A DotNet command line tool to create a vulnerability report from an applications *.deps.json file
This tool can be used to create a vulnerability report based on the binary deliveries, excluding all build time dependencies.
Unlike dotnet list package --vulnerable
it only works on the build output, not on the sources,
so it generates a reproducible result even when projects use e.g. floating package versions.

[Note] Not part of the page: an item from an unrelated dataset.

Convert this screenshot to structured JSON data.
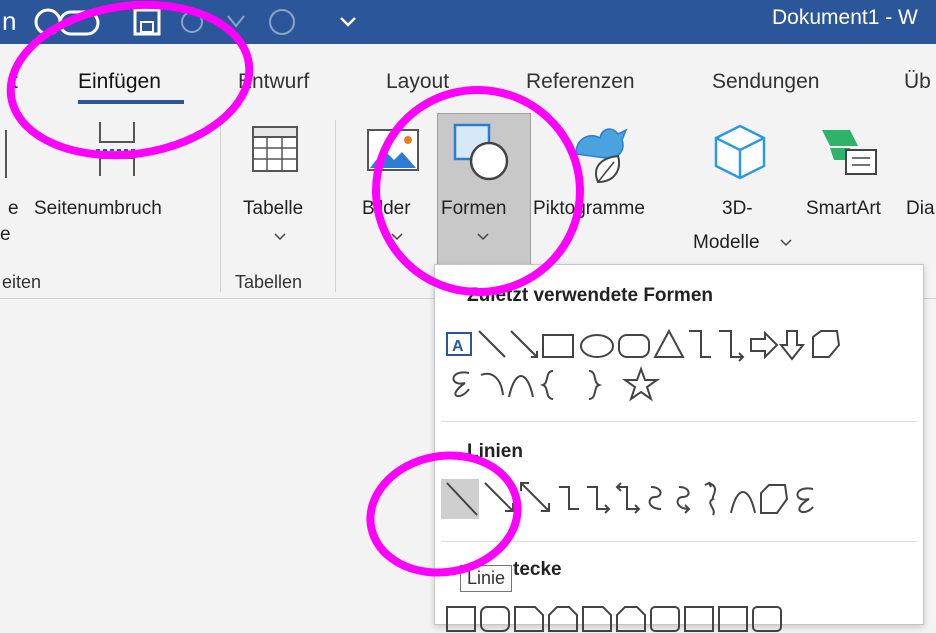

It's e.g. useful to create a snapshot of the know vulnerabilities at release time and then compare with the current state on a periodical base, so new vulnerabilities that come up later can be detected and customers can be informed to update the software if the vulnerability might affect the product.
dotnet tool install TomsToolbox.NugetAudit -g
NugetAudit [--package-source <String>] [--use-config] [--config-name <String>] [--help] [--version] file-or-directory
NugetAudit
Arguments:
0: file-or-directory Path to a dependency file or a directory with files '*.deps.json' (Default: .)
Options:
--package-source <String> The package source used to get the vulnerability info (Default: https://api.nuget.org/v3/index.json)
--use-config Ignore 'package-source' and read package source from nuget.config
--config-name <String> The name of the source, if 'use-config' is true
-h, --help Show help message
--version Show version
{
"reportVersion": 1,
"sourceRepository": "https://api.nuget.org/v3/index.json",
"packages": {
"Microsoft.IdentityModel.JsonWebTokens.6.32.2.0": {
"id": "Microsoft.IdentityModel.JsonWebTokens",
"version": "6.32.2.0",
"vulnerabilities": [
{
"severity": 1,
"advisoryUrl": "https://github.com/advisories/GHSA-8g9c-28fc-mcx2"
},
{
"severity": 1,
"advisoryUrl": "https://github.com/advisories/GHSA-59j7-ghrg-fj52"
}
]
},
"System.IdentityModel.Tokens.Jwt.6.32.2.0": {
"id": "System.IdentityModel.Tokens.Jwt",
"version": "6.32.2.0",
"vulnerabilities": [
{
"severity": 1,
"advisoryUrl": "https://github.com/advisories/GHSA-8g9c-28fc-mcx2"
},
{
"severity": 1,
"advisoryUrl": "https://github.com/advisories/GHSA-59j7-ghrg-fj52"
}
]
}
}
}
To be able to retrieve vulnerabilities, a source repository that supports the package metadata is needed, see e.g. Where do CVE/GHSA come from?.
This tool uses https://api.nuget.org/v3/index.json
by default, which supports the package metadata endpoint for vulnerabilities.
An alternate repository can be specified in the command line or via nuget.config Config file locations and uses.